This was a hard story to get into. Jade is a character that isn't exactly warm and fuzzy. She's closed off and does her damnedest to make sure no one gets close to her. But as the story progressing, we see the cracks in her armor. We see the scared girl who truly wants nothing more than for someone to love her for who she is. When those chinks started to appear, that is when I started liking Jade and hoped that she and Garrett could somehow manage to build a friendship.

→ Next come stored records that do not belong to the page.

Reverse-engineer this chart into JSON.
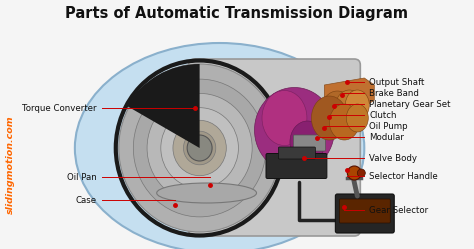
{
  "title": "Parts of Automatic Transmission Diagram",
  "title_fontsize": 10.5,
  "bg_color": "#f5f5f5",
  "label_color": "#111111",
  "arrow_color": "#cc0000",
  "dot_color": "#cc0000",
  "watermark": "slidingmotion.com",
  "side_text": "slidingmotion.com",
  "side_color": "#ff6600",
  "label_fontsize": 6.2,
  "right_labels": [
    [
      "Output Shaft",
      370,
      82,
      348,
      82
    ],
    [
      "Brake Band",
      370,
      93,
      343,
      95
    ],
    [
      "Planetary Gear Set",
      370,
      104,
      335,
      106
    ],
    [
      "Clutch",
      370,
      115,
      330,
      117
    ],
    [
      "Oil Pump",
      370,
      126,
      325,
      128
    ],
    [
      "Modular",
      370,
      137,
      318,
      138
    ],
    [
      "Valve Body",
      370,
      158,
      305,
      158
    ],
    [
      "Selector Handle",
      370,
      176,
      348,
      170
    ],
    [
      "Gear Selector",
      370,
      210,
      345,
      207
    ]
  ],
  "left_labels": [
    [
      "Torque Converter",
      97,
      108,
      195,
      108
    ],
    [
      "Oil Pan",
      97,
      177,
      210,
      185
    ],
    [
      "Case",
      97,
      200,
      175,
      205
    ]
  ]
}
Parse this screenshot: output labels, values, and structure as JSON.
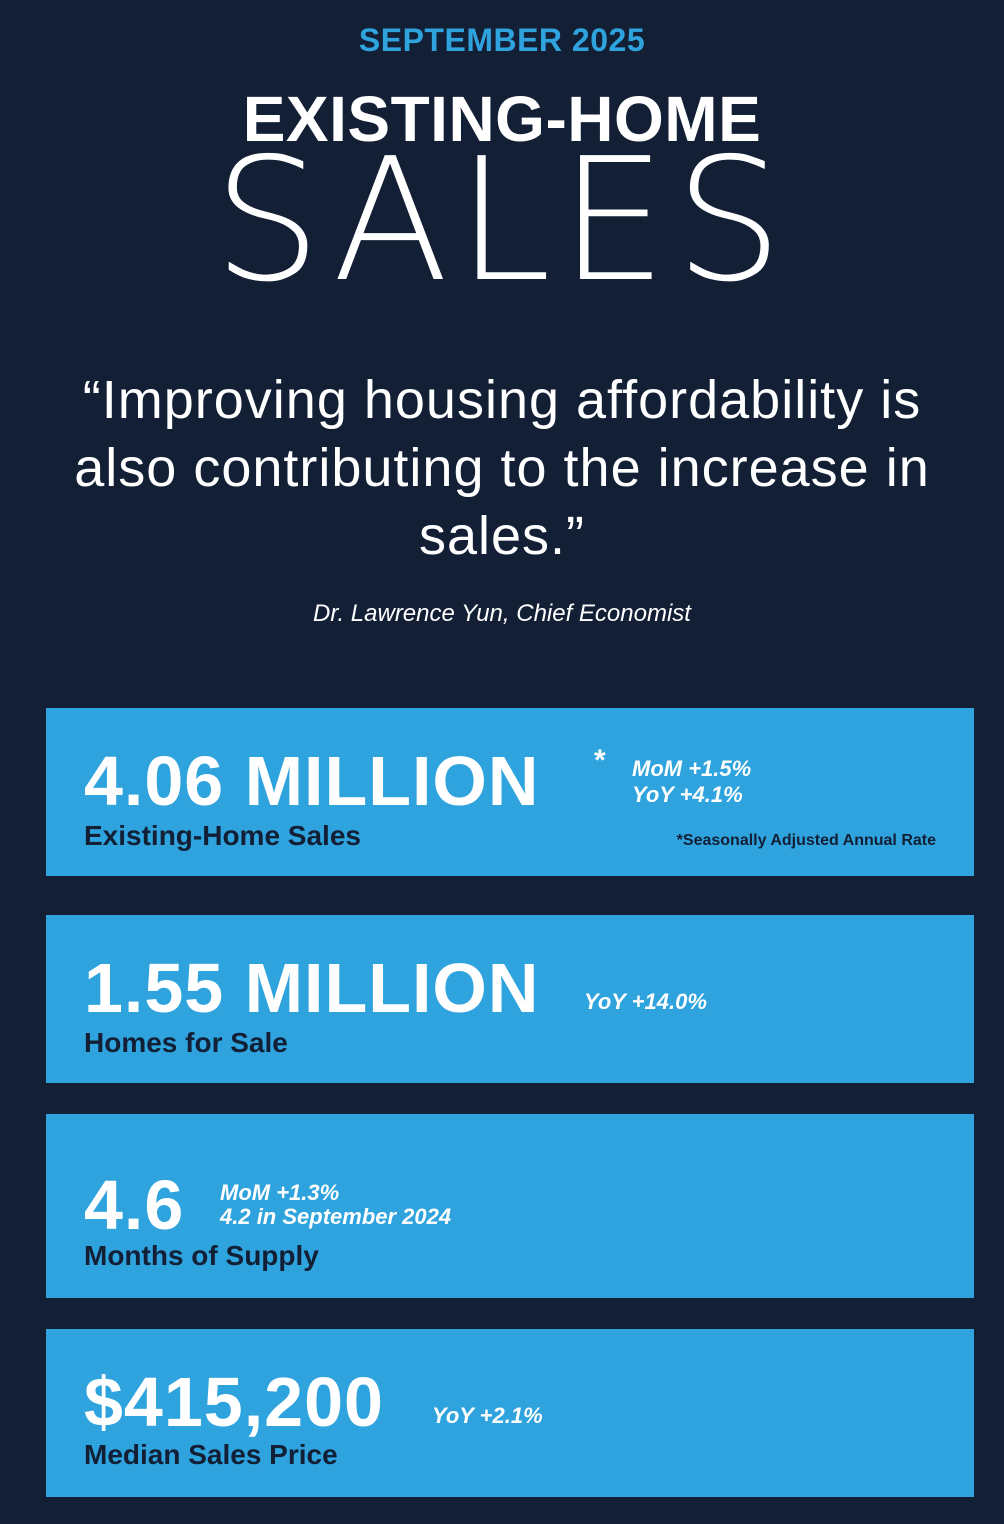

Garrett and Jade meet on the first day she arrives at Moorhurst, her new exclusive, private college she's attending on scholarship. Despite Jade's sharp tongue, Garrett practically falls over himself to befriend her. Jade trusts no one and has a hard time believing Garrett would ever want to be friends with her. But Garrett has a way of wearing down Jade's defenses. Despite how she might act, she really does like him and she falls for his charms, even when she doesn't want to. Jade's attitude isn't the only obstacle they must face on their path to friendship. There are rules that Garrett must follow and they are rules he's willing to break to be with Jade, no matter the consequence.
Despite being less than happy with Jade, what kept me going with this story was Garrett. He was a cocky, funny and sweet eighteen year who could reel you in with just a smile (even through an electronic page). I liked how he was willing to push the boundaries with the rules he's forced to abide to in order to be with Jade. I loved the journal he gave to Jade as his way to apologize and kept hoping he'd be able to turn his back on the society life he's always lived for his family in order to find his own happiness.
The ending is a bit of a cliffhanger, but the remaining three books in the series are out to jump to next.
This was a good read, over a couple of hours. It was earth-shattering or overly emotional, but sometimes those books are just what you need.